The last few years have seen a dramatic increase in condo towers in Ottawa as the city made urban high-rise development a key element of its vision for sustainable planning.

The idea is that high-rise intensification ensures the kind of high density cities need to build more compact, sustainable, livable communities. As urban centres become denser and denser, with more people living in smaller spaces, the thinking goes, the less pressure there is to sprawl. Ottawa has certainly taken the idea to heart, and now 20-, 30-, 40-storey behemoths are rising into the sky.

The LeBreton Flats area is on its way to becoming a skyscraper city all its own.

Now, city-building experts are asking cities to back off what some call “vertical sprawl.” Urban planners, designers, architects, visionary politicians and scholars from around the world meeting in Ottawa this week warned that high-rise development is not the answer to cities seeking to respond to the need for more housing.

The experts told the International Making Cities Livable (IMCL) conference that high-rise intensification is more about profit and economic growth than sustainability. And it “may prove more toxic to humans and the planet” than suburban sprawl, says IMCL co-founder Suzanne Crowhurst Lennard. 
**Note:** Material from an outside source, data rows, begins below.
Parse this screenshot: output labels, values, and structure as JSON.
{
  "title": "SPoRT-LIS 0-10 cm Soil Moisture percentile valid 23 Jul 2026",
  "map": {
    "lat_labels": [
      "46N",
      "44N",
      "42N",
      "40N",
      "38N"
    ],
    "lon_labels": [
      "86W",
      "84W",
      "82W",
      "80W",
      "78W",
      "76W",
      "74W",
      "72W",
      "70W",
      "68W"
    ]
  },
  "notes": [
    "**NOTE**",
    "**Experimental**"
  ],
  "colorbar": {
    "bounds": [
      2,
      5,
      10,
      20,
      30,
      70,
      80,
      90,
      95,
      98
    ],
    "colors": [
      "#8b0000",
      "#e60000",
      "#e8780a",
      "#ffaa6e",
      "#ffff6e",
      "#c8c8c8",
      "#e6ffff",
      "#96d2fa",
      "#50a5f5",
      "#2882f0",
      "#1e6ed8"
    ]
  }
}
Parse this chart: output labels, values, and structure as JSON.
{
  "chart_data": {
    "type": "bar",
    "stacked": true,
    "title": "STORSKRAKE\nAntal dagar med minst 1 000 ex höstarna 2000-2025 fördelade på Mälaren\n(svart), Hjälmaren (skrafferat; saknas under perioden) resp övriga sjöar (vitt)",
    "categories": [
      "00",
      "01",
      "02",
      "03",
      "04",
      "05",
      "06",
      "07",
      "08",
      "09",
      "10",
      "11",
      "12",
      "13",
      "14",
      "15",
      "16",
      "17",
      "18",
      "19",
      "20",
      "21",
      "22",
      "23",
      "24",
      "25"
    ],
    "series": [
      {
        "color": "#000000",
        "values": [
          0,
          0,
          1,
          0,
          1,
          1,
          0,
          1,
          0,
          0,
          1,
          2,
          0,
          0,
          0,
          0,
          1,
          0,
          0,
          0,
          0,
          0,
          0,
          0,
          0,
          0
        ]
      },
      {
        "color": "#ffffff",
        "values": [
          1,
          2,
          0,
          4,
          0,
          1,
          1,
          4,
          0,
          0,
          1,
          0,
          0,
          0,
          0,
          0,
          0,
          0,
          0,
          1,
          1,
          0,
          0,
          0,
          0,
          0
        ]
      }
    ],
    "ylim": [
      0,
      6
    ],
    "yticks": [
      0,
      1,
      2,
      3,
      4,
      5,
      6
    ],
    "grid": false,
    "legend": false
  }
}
“The proposition that tall buildings are necessary to prevent suburban sprawl is impossible to sustain,” a U.K. House of Commons report says. “They do not necessarily achieve higher densities than mid or low-rise development and in some cases are a less than efficient use of space. … Tall buildings are more often about power, prestige, status and aesthetics than efficient development.”

One of the issues, the experts say, is that high-rise buildings, largely condos, are so expensive only the wealthy can afford them. They drive up the cost of housing for all. It is well documented that purchase of condos by investors, foreign or otherwise, drives up prices even for the middle class, forcing many into undesirable neighbourhoods, and accentuating poor living conditions in cities.

High condo prices, coupled with a lack of decent affordable housing, have been known to force people into suburbia.